Rebellion rose higher in her throat. She wanted the truth. She needed to hear the answers. She had to know. And she wanted to deck him!
But did she hit first or ask first? She was too furious to ask the question that had been hovering in her mind for months. Why should she ask if he’d ever loved her in truth, or was marrying her to avoid public humiliation on both their parts? He’d only give the perfect reassurance. And he might even believe it was the truth…but she wouldn’t believe it. She wasn’t the trusting fool she’d been a few months ago.
“I don’t know you,” she finally said, and felt a massive sense of relief fill her. That was it, exactly what worried her the most. Worse still, the anger that had sustained her over the past few minutes was fading, leaving her vulnerable. She couldn’t attack him, couldn’t maintain the emotion that kept a distance from him. Truth was all she had left.
The cool, well-bred look disappeared from his face. “What?” His voice rang with disbelief.
“I don’t know you.” She wanted to look away, to put up a barrier against the utter stupidity of the situation, but she forced herself to keep looking at him. “I don’t think I ever did.”
The bewilderment in his eyes told her that it was the last thing he’d expected to hear from her. “How can you say that?
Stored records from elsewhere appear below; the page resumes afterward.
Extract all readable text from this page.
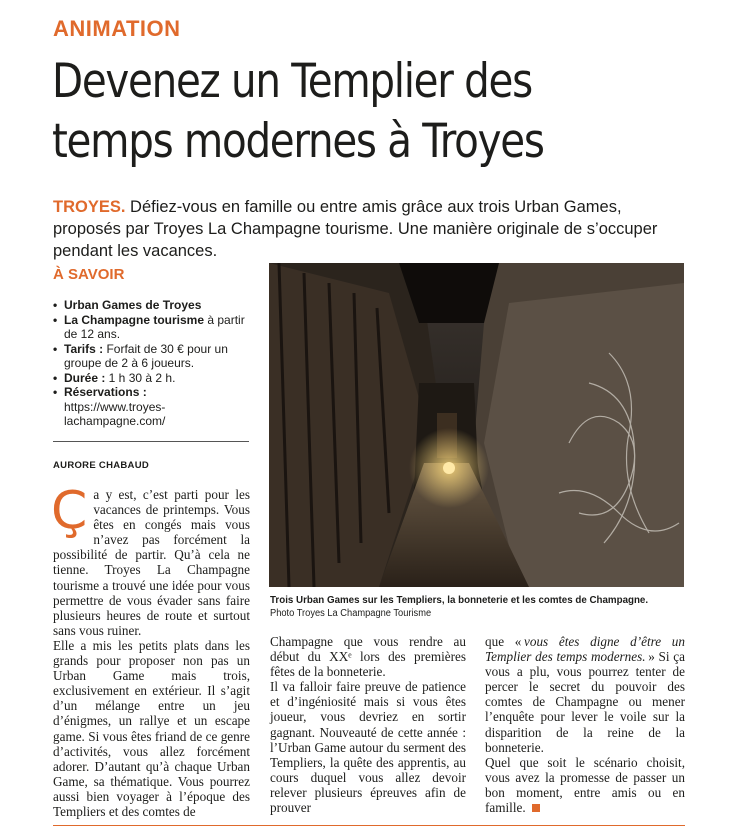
ANIMATION
Devenez un Templier des
temps modernes à Troyes
TROYES. Défiez-vous en famille ou entre amis grâce aux trois Urban Games, proposés par Troyes La Champagne tourisme. Une manière originale de s’occuper pendant les vacances.
À SAVOIR
• Urban Games de Troyes
• La Champagne tourisme à partir de 12 ans.
• Tarifs : Forfait de 30 € pour un groupe de 2 à 6 joueurs.
• Durée : 1 h 30 à 2 h.
• Réservations : https://www.troyes-lachampagne.com/
AURORE CHABAUD

Ça y est, c’est parti pour les vacances de printemps. Vous êtes en congés mais vous n’avez pas forcément la possibilité de partir. Qu’à cela ne tienne. Troyes La Champagne tourisme a trouvé une idée pour vous permettre de vous évader sans faire plusieurs heures de route et surtout sans vous ruiner.

Elle a mis les petits plats dans les grands pour proposer non pas un Urban Game mais trois, exclusivement en extérieur. Il s’agit d’un mélange entre un jeu d’énigmes, un rallye et un escape game. Si vous êtes friand de ce genre d’activités, vous allez forcément adorer. D’autant qu’à chaque Urban Game, sa thématique. Vous pourrez aussi bien voyager à l’époque des Templiers et des comtes de

Champagne que vous rendre au début du XXᵉ lors des premières fêtes de la bonneterie.

Il va falloir faire preuve de patience et d’ingéniosité mais si vous êtes joueur, vous devriez en sortir gagnant. Nouveauté de cette année : l’Urban Game autour du serment des Templiers, la quête des apprentis, au cours duquel vous allez devoir relever plusieurs épreuves afin de prouver

que «  vous êtes digne d’être un Templier des temps modernes.  » Si ça vous a plu, vous pourrez tenter de percer le secret du pouvoir des comtes de Champagne ou mener l’enquête pour lever le voile sur la disparition de la reine de la bonneterie.

Quel que soit le scénario choisit, vous avez la promesse de passer un bon moment, entre amis ou en famille.

Trois Urban Games sur les Templiers, la bonneterie et les comtes de Champagne.
Photo Troyes La Champagne Tourisme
You know me better than anyone.”
She shook her head, seeing he honestly believed it. “Tell me how I know you that well—or at all—when you’ve never told me anything that was close to your heart.”
His jaw clenched shut. His eyes were hard chips of ice. It was obvious he wasn’t going to answer, if he had an answer to give.
She sighed. “We’ve been together fourteen months, engaged for five months, and you never told me about your daughter. You never told her about me. What does that say about how much you trust me? If you can’t tell your daughter about me until the day I’m going to meet her, four weeks before our wedding, what does it say about how much you love and trust me?”
His hands gripped the steering wheel until the knuckles showed white. “It wasn’t like that. You’re misinterpreting—”
“How else could I interpret it?” Suddenly she was fighting tears. “The omissions—all of them—speak more than a thousand words. I’m good enough to take to bed, to get a ring and pretty words, but you didn’t tell me one of the most treasured parts of your life. You didn’t want me to meet your own child.” She bit her lip but said it. “You don’t love me, Matt. I don’t think you ever did.”
A long silence, so dark it touched her heart, wounded her like a knife. “This has nothing to do with how I feel for you. Not all families are close, or treasure each other as yours does, Julie.”